The company on 13 March said TPG’s third offer of A$3.30 ($3.55) per share – equivalent to A$841m ($904m) – for the company was still too low, following its previous rejection of a $3.00 per share offer tabled the previous day .
The news follows an initial offer submitted by TPG before market opening on Monday 20 February. Billabong has since held a number of discussions with TPG to give it the opportunity to increase its proposed price to better reflect the value of the company.
The initial offer, which represented a premium of just 14.5 per cent and values the company at A$765.3m ($823m), came just days after Billabong agreed to sell a 48.5 per cent stake in sports watch subsidiary Nixon to Trilantic Partners, in a move that temporarily recapitalised the struggling surfwear maker.
A structural review of Billabong released at the beginning of March revealed the business – which operates through a global network of 677 stores – plans to close between 100 and 150 loss-making and under-performing outlets to reduce rent expense and increase EBITDA, resulting in the loss of around 400 jobs.

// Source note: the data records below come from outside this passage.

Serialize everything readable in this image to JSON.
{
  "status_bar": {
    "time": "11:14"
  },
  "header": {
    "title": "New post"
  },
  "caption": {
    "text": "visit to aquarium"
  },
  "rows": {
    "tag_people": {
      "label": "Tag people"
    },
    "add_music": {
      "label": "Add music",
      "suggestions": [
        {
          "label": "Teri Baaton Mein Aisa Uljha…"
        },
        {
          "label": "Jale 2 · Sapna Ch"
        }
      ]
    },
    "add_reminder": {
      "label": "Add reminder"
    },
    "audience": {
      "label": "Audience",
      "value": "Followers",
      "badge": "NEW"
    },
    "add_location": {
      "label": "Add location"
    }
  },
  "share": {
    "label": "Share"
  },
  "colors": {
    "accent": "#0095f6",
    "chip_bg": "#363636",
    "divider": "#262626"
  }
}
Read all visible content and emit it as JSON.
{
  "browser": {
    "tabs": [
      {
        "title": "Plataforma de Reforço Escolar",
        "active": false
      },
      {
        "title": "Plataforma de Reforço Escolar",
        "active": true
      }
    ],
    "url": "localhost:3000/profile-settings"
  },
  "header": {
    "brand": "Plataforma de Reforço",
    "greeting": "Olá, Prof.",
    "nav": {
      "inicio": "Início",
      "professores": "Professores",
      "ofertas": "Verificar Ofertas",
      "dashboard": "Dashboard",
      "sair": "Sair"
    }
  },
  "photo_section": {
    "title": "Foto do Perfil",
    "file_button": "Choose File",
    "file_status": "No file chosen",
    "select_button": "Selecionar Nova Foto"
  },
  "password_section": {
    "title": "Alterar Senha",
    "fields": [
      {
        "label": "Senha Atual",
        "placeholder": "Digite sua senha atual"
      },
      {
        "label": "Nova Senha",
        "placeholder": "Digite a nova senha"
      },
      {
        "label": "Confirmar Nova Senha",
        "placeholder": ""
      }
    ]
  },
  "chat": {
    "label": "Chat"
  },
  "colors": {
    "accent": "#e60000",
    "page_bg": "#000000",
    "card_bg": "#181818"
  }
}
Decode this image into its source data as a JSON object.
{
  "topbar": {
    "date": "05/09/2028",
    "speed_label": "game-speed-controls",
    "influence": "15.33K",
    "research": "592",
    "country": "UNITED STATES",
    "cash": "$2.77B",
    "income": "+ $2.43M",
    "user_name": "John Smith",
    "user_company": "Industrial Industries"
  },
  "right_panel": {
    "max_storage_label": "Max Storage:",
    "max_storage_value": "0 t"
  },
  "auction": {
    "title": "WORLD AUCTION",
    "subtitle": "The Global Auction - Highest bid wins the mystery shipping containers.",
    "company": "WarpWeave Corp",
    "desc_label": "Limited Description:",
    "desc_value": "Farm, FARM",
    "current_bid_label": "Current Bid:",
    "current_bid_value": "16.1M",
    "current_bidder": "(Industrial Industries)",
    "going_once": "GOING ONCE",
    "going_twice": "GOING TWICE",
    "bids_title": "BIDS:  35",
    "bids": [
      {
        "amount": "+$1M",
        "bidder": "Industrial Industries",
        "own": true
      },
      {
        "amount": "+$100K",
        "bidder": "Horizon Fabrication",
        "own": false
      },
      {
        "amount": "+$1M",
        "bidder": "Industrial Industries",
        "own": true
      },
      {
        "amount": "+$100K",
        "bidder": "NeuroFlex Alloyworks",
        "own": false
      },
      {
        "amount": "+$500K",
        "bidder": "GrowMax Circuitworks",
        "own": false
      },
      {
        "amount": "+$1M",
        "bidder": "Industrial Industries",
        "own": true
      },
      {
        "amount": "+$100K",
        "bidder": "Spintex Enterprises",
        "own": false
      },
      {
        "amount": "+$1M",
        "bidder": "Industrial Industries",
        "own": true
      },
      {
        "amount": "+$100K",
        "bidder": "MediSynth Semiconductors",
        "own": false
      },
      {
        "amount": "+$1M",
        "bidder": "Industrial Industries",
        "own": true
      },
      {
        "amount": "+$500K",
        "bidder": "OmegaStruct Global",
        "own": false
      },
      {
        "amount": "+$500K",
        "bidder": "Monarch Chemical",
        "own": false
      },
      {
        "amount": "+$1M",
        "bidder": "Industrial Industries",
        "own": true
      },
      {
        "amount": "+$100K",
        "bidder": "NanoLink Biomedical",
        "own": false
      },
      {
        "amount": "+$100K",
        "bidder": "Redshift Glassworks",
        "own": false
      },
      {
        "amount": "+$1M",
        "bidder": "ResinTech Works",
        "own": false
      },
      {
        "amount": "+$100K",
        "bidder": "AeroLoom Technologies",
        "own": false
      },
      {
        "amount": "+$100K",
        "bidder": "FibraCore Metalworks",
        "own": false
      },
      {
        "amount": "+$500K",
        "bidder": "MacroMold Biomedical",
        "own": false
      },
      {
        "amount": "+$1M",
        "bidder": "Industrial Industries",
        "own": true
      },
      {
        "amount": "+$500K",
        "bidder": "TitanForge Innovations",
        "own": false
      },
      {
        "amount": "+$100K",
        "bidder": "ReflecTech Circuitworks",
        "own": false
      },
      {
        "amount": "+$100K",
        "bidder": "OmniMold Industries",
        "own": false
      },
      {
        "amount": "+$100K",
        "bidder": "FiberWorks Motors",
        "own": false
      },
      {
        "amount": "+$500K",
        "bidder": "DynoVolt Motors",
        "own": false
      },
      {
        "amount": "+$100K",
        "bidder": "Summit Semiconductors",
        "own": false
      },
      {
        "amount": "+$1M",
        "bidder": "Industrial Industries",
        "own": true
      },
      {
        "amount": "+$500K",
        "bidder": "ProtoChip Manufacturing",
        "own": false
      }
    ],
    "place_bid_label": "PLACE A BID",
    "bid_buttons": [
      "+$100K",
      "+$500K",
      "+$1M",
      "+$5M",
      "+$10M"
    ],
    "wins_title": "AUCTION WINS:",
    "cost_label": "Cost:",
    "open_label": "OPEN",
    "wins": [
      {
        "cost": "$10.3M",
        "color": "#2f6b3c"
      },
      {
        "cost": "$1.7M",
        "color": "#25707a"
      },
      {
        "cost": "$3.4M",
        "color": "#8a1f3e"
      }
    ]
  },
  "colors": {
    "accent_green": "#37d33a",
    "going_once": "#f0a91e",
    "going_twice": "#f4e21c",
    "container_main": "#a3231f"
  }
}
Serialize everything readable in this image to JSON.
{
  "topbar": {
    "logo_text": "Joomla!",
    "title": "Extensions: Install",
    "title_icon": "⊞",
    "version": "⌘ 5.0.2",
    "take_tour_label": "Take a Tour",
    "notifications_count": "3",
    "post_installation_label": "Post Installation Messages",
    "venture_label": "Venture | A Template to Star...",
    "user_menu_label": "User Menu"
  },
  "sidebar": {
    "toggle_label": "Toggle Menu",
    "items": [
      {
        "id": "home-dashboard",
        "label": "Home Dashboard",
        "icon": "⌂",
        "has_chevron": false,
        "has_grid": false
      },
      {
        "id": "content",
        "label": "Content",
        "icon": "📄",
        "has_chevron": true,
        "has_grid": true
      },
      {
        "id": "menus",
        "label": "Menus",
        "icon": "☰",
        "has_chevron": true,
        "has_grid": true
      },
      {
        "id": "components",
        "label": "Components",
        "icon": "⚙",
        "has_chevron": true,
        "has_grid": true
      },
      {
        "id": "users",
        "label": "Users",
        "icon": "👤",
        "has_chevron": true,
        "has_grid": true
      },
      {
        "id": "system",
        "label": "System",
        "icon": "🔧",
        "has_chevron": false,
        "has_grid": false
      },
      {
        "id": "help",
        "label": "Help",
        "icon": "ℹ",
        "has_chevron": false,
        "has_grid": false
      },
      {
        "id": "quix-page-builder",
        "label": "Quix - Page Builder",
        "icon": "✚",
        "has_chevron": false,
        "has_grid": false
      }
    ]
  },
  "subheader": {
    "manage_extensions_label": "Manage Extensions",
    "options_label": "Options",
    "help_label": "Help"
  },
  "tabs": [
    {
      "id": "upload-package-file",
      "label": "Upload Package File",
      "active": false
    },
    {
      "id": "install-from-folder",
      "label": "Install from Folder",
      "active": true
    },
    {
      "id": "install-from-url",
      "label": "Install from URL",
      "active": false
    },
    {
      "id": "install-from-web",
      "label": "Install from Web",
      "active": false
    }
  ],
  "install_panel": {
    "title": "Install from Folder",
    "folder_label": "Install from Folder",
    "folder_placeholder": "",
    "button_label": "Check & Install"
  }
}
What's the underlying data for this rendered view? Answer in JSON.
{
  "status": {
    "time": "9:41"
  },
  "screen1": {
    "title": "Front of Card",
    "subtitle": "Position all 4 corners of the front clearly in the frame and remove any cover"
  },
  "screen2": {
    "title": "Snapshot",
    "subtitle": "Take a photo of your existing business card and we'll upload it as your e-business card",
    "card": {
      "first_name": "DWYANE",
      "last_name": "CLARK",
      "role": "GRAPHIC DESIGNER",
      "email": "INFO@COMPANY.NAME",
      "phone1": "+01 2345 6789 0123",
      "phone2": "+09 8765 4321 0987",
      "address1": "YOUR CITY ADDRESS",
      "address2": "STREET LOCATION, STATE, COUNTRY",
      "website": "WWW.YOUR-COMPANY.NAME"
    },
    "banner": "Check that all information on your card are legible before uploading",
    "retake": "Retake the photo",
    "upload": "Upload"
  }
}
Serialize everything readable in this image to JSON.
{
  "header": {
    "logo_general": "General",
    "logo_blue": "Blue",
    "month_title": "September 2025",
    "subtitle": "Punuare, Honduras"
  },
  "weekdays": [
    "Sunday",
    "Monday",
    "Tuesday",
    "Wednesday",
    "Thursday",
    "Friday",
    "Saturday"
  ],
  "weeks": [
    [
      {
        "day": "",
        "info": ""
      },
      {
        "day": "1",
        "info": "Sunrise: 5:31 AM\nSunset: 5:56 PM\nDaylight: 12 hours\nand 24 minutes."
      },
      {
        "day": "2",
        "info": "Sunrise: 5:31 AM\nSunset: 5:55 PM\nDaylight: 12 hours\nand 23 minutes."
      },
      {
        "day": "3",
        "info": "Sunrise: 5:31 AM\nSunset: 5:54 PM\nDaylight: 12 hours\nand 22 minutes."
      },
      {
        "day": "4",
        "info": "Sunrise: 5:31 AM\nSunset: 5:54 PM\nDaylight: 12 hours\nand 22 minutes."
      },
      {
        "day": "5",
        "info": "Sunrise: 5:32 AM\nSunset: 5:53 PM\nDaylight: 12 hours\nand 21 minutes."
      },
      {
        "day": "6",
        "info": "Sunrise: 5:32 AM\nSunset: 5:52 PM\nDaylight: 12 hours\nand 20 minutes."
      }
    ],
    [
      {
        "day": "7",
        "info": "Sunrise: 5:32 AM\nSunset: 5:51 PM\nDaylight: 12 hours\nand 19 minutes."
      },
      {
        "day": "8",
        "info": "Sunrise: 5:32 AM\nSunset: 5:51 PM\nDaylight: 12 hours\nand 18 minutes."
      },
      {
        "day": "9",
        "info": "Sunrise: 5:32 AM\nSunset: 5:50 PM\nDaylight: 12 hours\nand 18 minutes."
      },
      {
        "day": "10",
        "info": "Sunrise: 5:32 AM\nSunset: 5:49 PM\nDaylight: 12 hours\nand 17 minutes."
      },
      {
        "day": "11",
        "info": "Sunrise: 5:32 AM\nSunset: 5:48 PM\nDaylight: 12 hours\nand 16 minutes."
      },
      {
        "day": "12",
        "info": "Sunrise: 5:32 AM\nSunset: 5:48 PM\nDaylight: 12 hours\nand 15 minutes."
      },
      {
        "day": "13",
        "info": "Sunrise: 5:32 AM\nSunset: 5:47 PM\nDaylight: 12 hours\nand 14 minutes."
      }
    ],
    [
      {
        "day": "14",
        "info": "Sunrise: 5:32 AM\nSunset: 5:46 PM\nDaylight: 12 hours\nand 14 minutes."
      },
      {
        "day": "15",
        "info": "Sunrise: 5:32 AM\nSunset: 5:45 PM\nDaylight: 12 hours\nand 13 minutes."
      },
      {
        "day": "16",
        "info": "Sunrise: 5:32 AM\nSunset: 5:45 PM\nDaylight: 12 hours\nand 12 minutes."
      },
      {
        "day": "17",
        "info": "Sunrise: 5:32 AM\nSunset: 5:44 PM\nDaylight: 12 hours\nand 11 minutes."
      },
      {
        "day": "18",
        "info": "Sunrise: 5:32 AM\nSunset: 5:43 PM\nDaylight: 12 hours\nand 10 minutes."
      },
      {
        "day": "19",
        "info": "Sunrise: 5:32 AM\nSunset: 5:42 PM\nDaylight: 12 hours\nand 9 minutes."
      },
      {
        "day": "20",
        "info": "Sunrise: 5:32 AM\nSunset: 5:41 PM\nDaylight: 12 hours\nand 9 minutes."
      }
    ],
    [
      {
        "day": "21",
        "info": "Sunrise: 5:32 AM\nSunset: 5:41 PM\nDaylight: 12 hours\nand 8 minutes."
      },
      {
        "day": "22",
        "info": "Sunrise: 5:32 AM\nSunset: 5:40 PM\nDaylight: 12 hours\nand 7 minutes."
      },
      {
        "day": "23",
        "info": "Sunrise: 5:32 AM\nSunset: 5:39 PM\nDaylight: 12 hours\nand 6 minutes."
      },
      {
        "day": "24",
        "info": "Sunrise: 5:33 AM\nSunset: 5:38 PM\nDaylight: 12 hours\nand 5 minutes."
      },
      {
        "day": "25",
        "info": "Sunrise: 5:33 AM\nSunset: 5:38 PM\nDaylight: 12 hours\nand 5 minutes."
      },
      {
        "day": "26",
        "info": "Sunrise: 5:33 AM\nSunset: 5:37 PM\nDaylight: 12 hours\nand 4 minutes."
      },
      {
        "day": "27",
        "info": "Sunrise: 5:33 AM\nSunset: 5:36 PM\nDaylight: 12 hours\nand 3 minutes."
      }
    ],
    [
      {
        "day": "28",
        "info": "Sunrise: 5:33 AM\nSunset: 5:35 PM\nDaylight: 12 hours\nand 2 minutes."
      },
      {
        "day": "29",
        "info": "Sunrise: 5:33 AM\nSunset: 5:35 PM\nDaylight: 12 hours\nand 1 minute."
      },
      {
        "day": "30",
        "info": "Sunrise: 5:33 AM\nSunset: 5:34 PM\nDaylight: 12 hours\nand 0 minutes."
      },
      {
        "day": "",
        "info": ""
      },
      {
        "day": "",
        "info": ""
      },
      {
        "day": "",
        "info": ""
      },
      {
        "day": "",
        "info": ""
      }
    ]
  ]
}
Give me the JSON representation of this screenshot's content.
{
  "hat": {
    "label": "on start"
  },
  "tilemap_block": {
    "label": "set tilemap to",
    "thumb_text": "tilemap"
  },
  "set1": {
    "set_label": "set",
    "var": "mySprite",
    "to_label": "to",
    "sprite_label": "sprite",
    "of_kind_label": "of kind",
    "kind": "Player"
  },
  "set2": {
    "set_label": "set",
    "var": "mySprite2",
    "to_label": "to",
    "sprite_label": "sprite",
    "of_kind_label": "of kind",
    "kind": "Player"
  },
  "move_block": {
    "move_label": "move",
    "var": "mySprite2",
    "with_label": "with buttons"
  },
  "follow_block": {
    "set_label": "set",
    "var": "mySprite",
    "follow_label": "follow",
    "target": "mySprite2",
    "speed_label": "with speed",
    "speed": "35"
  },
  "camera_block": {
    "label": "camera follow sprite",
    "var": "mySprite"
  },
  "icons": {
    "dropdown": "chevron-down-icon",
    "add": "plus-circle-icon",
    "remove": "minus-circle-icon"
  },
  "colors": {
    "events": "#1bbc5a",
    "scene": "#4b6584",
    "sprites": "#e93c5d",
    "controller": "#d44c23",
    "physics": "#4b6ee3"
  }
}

Billabong’s forecast first-half net profits are expected to halve to around A$25m ($27m), following a sharp decline in sales in November and December. The company suspended trading earlier, citing a ‘strategic capital structure review’ announced in December.
Australian companies outside of the mining industry have recently struggled under the weight of a strong Australian dollar, high interest rates and cost-conscious consumers, attracting interest from private equity firms around the world.